Yesterday, the Chicago News Cooperative reported that the Illinois state fund that’s paying off the construction of the White Sox‘ U.S. Cellular Field and the reconstruction of the Bears‘ Soldier Field is running short of funds, and will need to be bailed out by city taxpayers. With the hotel tax revenues designated for stadium expenses coming in below projections, the state has withheld $1.1 million in income tax money that would normally go to the city of Chicago.
Today, the News Coop (or as I prefer to think of it after misreading its URL for the umpteenth time, the New Scoop) says that thanks to an “accounting error,” the hit to city taxpayers this year was actually only $185,000. That’s the good news. The bad is that even if hotel tax revenues rebound, the state sports authority’s annual debt payments are scheduled to rise from $30 million to $88.5 million over the next two decades, leading authority board member Jim Reynolds to warn that “the city has to begin to plan for some significant outlays.”
On one level, this isn’t actually a huge deal — as with recent tax squabbles in Miami and Cincinnati, taxpayers were going to be on the hook for these costs regardless, so it’s just a matter of which taxpayers, city or state.
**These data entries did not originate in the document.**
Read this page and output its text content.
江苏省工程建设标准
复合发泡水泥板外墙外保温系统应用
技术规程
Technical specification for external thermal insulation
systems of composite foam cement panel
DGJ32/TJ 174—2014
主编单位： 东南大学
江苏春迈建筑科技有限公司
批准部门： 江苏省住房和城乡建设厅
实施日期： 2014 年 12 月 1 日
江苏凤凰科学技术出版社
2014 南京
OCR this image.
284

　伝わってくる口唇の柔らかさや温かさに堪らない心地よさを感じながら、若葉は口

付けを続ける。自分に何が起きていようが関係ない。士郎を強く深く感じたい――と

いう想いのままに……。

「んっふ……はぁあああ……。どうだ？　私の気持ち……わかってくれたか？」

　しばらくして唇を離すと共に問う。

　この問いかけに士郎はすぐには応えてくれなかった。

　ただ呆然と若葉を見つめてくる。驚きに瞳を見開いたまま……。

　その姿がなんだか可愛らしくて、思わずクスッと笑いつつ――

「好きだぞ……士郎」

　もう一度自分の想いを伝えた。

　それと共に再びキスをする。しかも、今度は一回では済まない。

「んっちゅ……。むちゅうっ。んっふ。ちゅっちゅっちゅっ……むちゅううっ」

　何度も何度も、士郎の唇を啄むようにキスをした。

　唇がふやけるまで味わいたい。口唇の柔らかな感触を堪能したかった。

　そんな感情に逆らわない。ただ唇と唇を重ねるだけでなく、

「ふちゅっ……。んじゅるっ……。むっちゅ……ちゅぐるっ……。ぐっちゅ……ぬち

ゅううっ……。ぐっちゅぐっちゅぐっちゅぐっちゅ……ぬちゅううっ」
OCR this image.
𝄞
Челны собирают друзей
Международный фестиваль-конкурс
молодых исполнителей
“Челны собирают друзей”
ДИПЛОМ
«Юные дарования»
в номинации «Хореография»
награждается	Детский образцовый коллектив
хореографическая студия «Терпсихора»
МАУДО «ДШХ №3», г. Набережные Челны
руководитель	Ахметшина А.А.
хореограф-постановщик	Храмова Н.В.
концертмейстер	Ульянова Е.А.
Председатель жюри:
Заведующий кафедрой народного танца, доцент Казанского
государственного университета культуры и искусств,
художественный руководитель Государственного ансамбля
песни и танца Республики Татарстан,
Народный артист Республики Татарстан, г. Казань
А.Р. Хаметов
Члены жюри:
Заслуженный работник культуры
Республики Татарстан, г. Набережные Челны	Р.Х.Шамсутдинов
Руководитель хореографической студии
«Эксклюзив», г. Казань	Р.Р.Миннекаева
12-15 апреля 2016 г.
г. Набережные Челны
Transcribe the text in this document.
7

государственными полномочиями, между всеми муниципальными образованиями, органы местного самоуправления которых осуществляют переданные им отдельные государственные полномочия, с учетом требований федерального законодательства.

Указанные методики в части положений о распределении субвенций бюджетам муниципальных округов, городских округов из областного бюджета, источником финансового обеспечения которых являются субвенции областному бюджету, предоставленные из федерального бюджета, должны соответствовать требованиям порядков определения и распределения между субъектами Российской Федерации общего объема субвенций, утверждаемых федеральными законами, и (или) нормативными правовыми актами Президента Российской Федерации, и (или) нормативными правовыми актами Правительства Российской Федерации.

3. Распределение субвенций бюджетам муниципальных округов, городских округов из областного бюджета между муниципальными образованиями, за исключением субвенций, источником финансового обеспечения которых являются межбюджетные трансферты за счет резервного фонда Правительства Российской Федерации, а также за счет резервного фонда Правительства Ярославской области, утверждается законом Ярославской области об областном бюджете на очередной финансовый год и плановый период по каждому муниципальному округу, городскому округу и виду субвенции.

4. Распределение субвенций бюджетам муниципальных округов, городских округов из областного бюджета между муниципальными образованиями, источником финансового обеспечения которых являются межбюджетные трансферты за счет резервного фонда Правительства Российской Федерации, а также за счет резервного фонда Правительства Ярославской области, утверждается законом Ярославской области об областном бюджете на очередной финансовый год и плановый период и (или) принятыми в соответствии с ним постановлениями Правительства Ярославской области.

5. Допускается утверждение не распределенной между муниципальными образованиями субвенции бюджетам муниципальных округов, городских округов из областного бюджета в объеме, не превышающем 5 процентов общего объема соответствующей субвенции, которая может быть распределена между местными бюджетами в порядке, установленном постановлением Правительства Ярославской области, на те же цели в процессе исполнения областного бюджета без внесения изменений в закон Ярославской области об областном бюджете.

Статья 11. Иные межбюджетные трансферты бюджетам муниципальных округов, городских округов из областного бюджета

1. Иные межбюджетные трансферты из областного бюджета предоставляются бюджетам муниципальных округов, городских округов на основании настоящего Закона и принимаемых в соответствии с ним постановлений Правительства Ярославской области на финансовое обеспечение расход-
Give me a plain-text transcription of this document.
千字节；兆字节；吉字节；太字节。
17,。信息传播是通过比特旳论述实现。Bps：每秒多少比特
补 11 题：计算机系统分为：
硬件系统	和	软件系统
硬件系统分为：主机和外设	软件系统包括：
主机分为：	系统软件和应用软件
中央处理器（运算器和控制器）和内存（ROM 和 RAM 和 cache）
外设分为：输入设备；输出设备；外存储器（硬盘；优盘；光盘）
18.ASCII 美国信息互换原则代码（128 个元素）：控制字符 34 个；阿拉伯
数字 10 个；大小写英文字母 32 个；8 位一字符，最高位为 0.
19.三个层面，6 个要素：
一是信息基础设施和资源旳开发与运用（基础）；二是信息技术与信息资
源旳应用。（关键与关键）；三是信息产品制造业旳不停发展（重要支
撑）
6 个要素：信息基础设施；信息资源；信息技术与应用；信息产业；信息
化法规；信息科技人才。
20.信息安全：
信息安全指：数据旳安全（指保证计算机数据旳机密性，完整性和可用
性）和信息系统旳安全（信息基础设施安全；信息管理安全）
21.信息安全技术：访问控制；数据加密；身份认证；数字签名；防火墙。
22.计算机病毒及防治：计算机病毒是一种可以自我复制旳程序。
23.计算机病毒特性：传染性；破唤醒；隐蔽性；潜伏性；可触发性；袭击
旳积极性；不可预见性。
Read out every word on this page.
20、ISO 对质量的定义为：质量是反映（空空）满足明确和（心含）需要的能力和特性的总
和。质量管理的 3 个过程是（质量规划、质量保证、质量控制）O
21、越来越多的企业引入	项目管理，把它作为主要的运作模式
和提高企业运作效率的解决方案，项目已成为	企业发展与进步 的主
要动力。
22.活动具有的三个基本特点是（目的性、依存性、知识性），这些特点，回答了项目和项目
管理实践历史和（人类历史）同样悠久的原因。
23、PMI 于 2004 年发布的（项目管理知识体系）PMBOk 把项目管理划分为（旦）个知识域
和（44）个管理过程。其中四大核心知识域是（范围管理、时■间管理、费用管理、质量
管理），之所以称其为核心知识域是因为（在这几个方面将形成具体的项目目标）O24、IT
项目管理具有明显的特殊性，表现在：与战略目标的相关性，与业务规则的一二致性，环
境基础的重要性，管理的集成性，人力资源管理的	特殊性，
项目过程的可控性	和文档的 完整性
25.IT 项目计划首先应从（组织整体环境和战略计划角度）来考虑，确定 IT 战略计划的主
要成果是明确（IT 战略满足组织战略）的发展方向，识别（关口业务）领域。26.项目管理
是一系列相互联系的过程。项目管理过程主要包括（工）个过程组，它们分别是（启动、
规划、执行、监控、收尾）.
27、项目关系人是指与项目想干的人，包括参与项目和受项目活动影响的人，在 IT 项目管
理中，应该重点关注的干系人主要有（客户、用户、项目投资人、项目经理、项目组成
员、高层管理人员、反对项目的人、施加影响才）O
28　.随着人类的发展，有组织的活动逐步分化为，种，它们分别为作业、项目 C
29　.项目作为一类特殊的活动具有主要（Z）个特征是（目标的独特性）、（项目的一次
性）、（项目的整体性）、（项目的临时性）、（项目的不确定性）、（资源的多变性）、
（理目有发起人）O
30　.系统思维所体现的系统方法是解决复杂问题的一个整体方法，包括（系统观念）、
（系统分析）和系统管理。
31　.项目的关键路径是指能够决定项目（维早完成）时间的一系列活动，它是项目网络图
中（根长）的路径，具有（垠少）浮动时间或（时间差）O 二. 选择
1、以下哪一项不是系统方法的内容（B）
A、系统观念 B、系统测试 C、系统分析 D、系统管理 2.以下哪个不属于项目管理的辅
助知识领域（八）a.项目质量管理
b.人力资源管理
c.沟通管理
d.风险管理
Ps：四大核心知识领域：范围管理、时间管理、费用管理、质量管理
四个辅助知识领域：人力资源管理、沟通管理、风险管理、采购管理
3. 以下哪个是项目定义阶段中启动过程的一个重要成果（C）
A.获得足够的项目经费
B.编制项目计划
And Chicago has been kicking in $5 million a year toward the stadium costs in any case, so this just adds marginally to the bill.
Still, it’s a reminder that assigning a certain tax revenue stream to pay off stadiums — or really, to pay off anything — is in the end a bookkeeping abstraction: If the tax money doesn’t come in, you still have to make the payments, the same as if you buy a new car and plan to pay for it with the raise you’re expecting, and then the raise never materializes. (Note to younger readers: “Raises” and “new cars” were well-known before 2008; ask your parents.) In the end, public costs are public costs, and pretending they’re not because somebody else (hotel guests, car renters, cigarette smokers, racino patrons) has had their taxes earmarked for them is just sophistry.